Accounting students are understandably keen to put numbers next to everything. But often our students don’t understand why and how numbers are attached to words in financial statements. IFRS uses the term ‘measurement’ (rather than ‘valuation’) to describe the process of quantifying resources and obligations. Measurement allows us to describe resources and obligations in monetary terms. It allows us to keep count of how well we are performing, to facilitate the understanding of the relative values of different resources, and to make comparisons between different businesses.
So I encourage students to understand that measurement is just one step, but an important one, in the process of deciding how to report events and transactions in the financial statements.
In a previous post I shared some examples that I use in class to illustrate measurement decisions for assets. Here I will suggest examples that can be used to teach measurement of liabilities.

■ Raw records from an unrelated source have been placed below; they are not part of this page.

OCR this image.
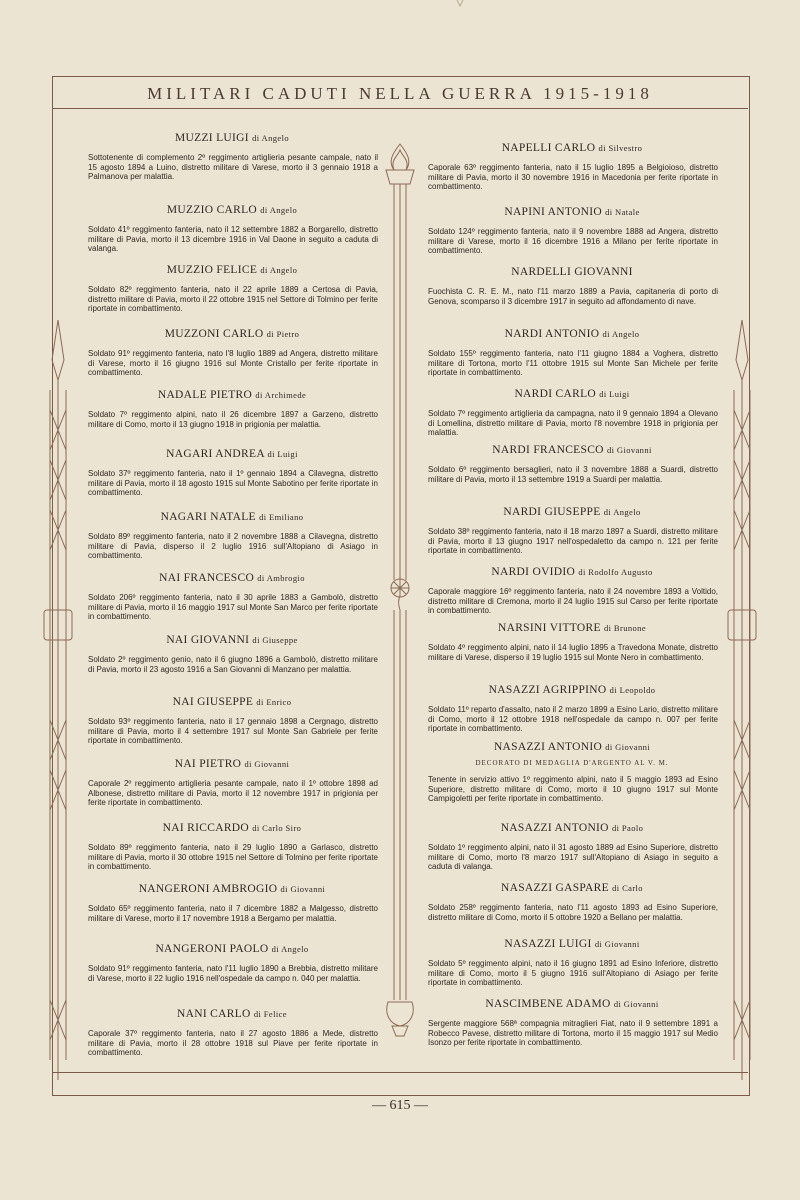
MILITARI CADUTI NELLA GUERRA 1915-1918
MUZZI LUIGI di Angelo
Sottotenente di complemento 2º reggimento artiglieria pesante campale, nato il 15 agosto 1894 a Luino, distretto militare di Varese, morto il 3 gennaio 1918 a Palmanova per malattia.
MUZZIO CARLO di Angelo
Soldato 41º reggimento fanteria, nato il 12 settembre 1882 a Borgarello, distretto militare di Pavia, morto il 13 dicembre 1916 in Val Daone in seguito a caduta di valanga.
MUZZIO FELICE di Angelo
Soldato 82º reggimento fanteria, nato il 22 aprile 1889 a Certosa di Pavia, distretto militare di Pavia, morto il 22 ottobre 1915 nel Settore di Tolmino per ferite riportate in combattimento.
MUZZONI CARLO di Pietro
Soldato 91º reggimento fanteria, nato l'8 luglio 1889 ad Angera, distretto militare di Varese, morto il 16 giugno 1916 sul Monte Cristallo per ferite riportate in combattimento.
NADALE PIETRO di Archimede
Soldato 7º reggimento alpini, nato il 26 dicembre 1897 a Garzeno, distretto militare di Como, morto il 13 giugno 1918 in prigionia per malattia.
NAGARI ANDREA di Luigi
Soldato 37º reggimento fanteria, nato il 1º gennaio 1894 a Cilavegna, distretto militare di Pavia, morto il 18 agosto 1915 sul Monte Sabotino per ferite riportate in combattimento.
NAGARI NATALE di Emiliano
Soldato 89º reggimento fanteria, nato il 2 novembre 1888 a Cilavegna, distretto militare di Pavia, disperso il 2 luglio 1916 sull'Altopiano di Asiago in combattimento.
NAI FRANCESCO di Ambrogio
Soldato 206º reggimento fanteria, nato il 30 aprile 1883 a Gambolò, distretto militare di Pavia, morto il 16 maggio 1917 sul Monte San Marco per ferite riportate in combattimento.
NAI GIOVANNI di Giuseppe
Soldato 2º reggimento genio, nato il 6 giugno 1896 a Gambolò, distretto militare di Pavia, morto il 23 agosto 1916 a San Giovanni di Manzano per malattia.
NAI GIUSEPPE di Enrico
Soldato 93º reggimento fanteria, nato il 17 gennaio 1898 a Cergnago, distretto militare di Pavia, morto il 4 settembre 1917 sul Monte San Gabriele per ferite riportate in combattimento.
NAI PIETRO di Giovanni
Caporale 2º reggimento artiglieria pesante campale, nato il 1º ottobre 1898 ad Albonese, distretto militare di Pavia, morto il 12 novembre 1917 in prigionia per ferite riportate in combattimento.
NAI RICCARDO di Carlo Siro
Soldato 89º reggimento fanteria, nato il 29 luglio 1890 a Garlasco, distretto militare di Pavia, morto il 30 ottobre 1915 nel Settore di Tolmino per ferite riportate in combattimento.
NANGERONI AMBROGIO di Giovanni
Soldato 65º reggimento fanteria, nato il 7 dicembre 1882 a Malgesso, distretto militare di Varese, morto il 17 novembre 1918 a Bergamo per malattia.
NANGERONI PAOLO di Angelo
Soldato 91º reggimento fanteria, nato l'11 luglio 1890 a Brebbia, distretto militare di Varese, morto il 22 luglio 1916 nell'ospedale da campo n. 040 per malattia.
NANI CARLO di Felice
Caporale 37º reggimento fanteria, nato il 27 agosto 1886 a Mede, distretto militare di Pavia, morto il 28 ottobre 1918 sul Piave per ferite riportate in combattimento.
NAPELLI CARLO di Silvestro
Caporale 63º reggimento fanteria, nato il 15 luglio 1895 a Belgioioso, distretto militare di Pavia, morto il 30 novembre 1916 in Macedonia per ferite riportate in combattimento.
NAPINI ANTONIO di Natale
Soldato 124º reggimento fanteria, nato il 9 novembre 1888 ad Angera, distretto militare di Varese, morto il 16 dicembre 1916 a Milano per ferite riportate in combattimento.
NARDELLI GIOVANNI
Fuochista C. R. E. M., nato l'11 marzo 1889 a Pavia, capitaneria di porto di Genova, scomparso il 3 dicembre 1917 in seguito ad affondamento di nave.
NARDI ANTONIO di Angelo
Soldato 155º reggimento fanteria, nato l'11 giugno 1884 a Voghera, distretto militare di Tortona, morto l'11 ottobre 1915 sul Monte San Michele per ferite riportate in combattimento.
NARDI CARLO di Luigi
Soldato 7º reggimento artiglieria da campagna, nato il 9 gennaio 1894 a Olevano di Lomellina, distretto militare di Pavia, morto l'8 novembre 1918 in prigionia per malattia.
NARDI FRANCESCO di Giovanni
Soldato 6º reggimento bersaglieri, nato il 3 novembre 1888 a Suardi, distretto militare di Pavia, morto il 13 settembre 1919 a Suardi per malattia.
NARDI GIUSEPPE di Angelo
Soldato 38º reggimento fanteria, nato il 18 marzo 1897 a Suardi, distretto militare di Pavia, morto il 13 giugno 1917 nell'ospedaletto da campo n. 121 per ferite riportate in combattimento.
NARDI OVIDIO di Rodolfo Augusto
Caporale maggiore 16º reggimento fanteria, nato il 24 novembre 1893 a Voltido, distretto militare di Cremona, morto il 24 luglio 1915 sul Carso per ferite riportate in combattimento.
NARSINI VITTORE di Brunone
Soldato 4º reggimento alpini, nato il 14 luglio 1895 a Travedona Monate, distretto militare di Varese, disperso il 19 luglio 1915 sul Monte Nero in combattimento.
NASAZZI AGRIPPINO di Leopoldo
Soldato 11º reparto d'assalto, nato il 2 marzo 1899 a Esino Lario, distretto militare di Como, morto il 12 ottobre 1918 nell'ospedale da campo n. 007 per ferite riportate in combattimento.
NASAZZI ANTONIO di Giovanni
DECORATO DI MEDAGLIA D'ARGENTO AL V. M.
Tenente in servizio attivo 1º reggimento alpini, nato il 5 maggio 1893 ad Esino Superiore, distretto militare di Como, morto il 10 giugno 1917 sul Monte Campigoletti per ferite riportate in combattimento.
NASAZZI ANTONIO di Paolo
Soldato 1º reggimento alpini, nato il 31 agosto 1889 ad Esino Superiore, distretto militare di Como, morto l'8 marzo 1917 sull'Altopiano di Asiago in seguito a caduta di valanga.
NASAZZI GASPARE di Carlo
Soldato 258º reggimento fanteria, nato l'11 agosto 1893 ad Esino Superiore, distretto militare di Como, morto il 5 ottobre 1920 a Bellano per malattia.
NASAZZI LUIGI di Giovanni
Soldato 5º reggimento alpini, nato il 16 giugno 1891 ad Esino Inferiore, distretto militare di Como, morto il 5 giugno 1916 sull'Altopiano di Asiago per ferite riportate in combattimento.
NASCIMBENE ADAMO di Giovanni
Sergente maggiore 568ª compagnia mitraglieri Fiat, nato il 9 settembre 1891 a Robecco Pavese, distretto militare di Tortona, morto il 15 maggio 1917 sul Medio Isonzo per ferite riportate in combattimento.
— 615 —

A typical business, Big Operations plc, will have some performance obligations — promises that the company has made to customers to deliver goods or services. And these will be measured at the value of those goods or services, using the transaction price to determine the value.
Discussing performance obligations like this also nicely illustrates income which is explored in more detail in this post. As Big Operations plc delivers the goods or services to its customers (i.e., fulfils its obligations) so it reduces its outstanding liability. And a reduction in liabilities is shown as income, in this case sales revenue.
In the language of the Conceptual Framework, income is recognised as the liability reduces. (In fact performance obligations like this are sometimes labelled ‘deferred revenue’ in the statement of financial position because they will result in revenue in a future accounting period.)
Big Operations plc also has some financial obligations. A few years ago it issued some bonds as a way of raising finance. Since then the world has changed: the economic situation has deteriorated and the business suffered a significant fall in sales volumes.
Lending money to Big Operations plc is much more risky now than it was a few years ago and so the market value of Big Operations plc’s bonds has fallen. While this makes it more expensive for the company to borrow more money it does mean that it could redeem those existing bonds at a lower amount (bond holders see them as less attractive so they will be relatively happier to offload them and get the cash). In other words the value of the company’s liabilities has fallen.
We may feel a bit unsure about recording income arising from a worsening of our credit rating…but this is consistent with faithful representation. There will be other things happening as well of course but this particular effect of this particular change is inescapable.
Big Operations plc can now redeem those bonds at lower cost and in fact the shareholders will benefit if it does so. The liabilities of the business can be extinguished more cheaply than before and so in relative terms this has made the shareholders better off. Of course we will only measure our liabilities at fair value if that reflects the way in which that liability will be settled.
Income that arises from a remeasurement of liabilities does not feel like the same kind of profit made from buying and selling goods and services. And so IFRS requires that that this particular type of income is included in other comprehensive income rather than profit or loss. But this is a question of presentation, rather than measurement.
When teaching measurement, I emphasise to students that measurement is different from valuation — only assets are valuable (because they are resources that we will use) but anything can be measured . And in fact, anything that we want to appear on the face of the balance sheet must be measured. That is why measurement is so important — it is the logical result of recognising assets or liabilities and a pre-requisite to presenting them in the financial statements.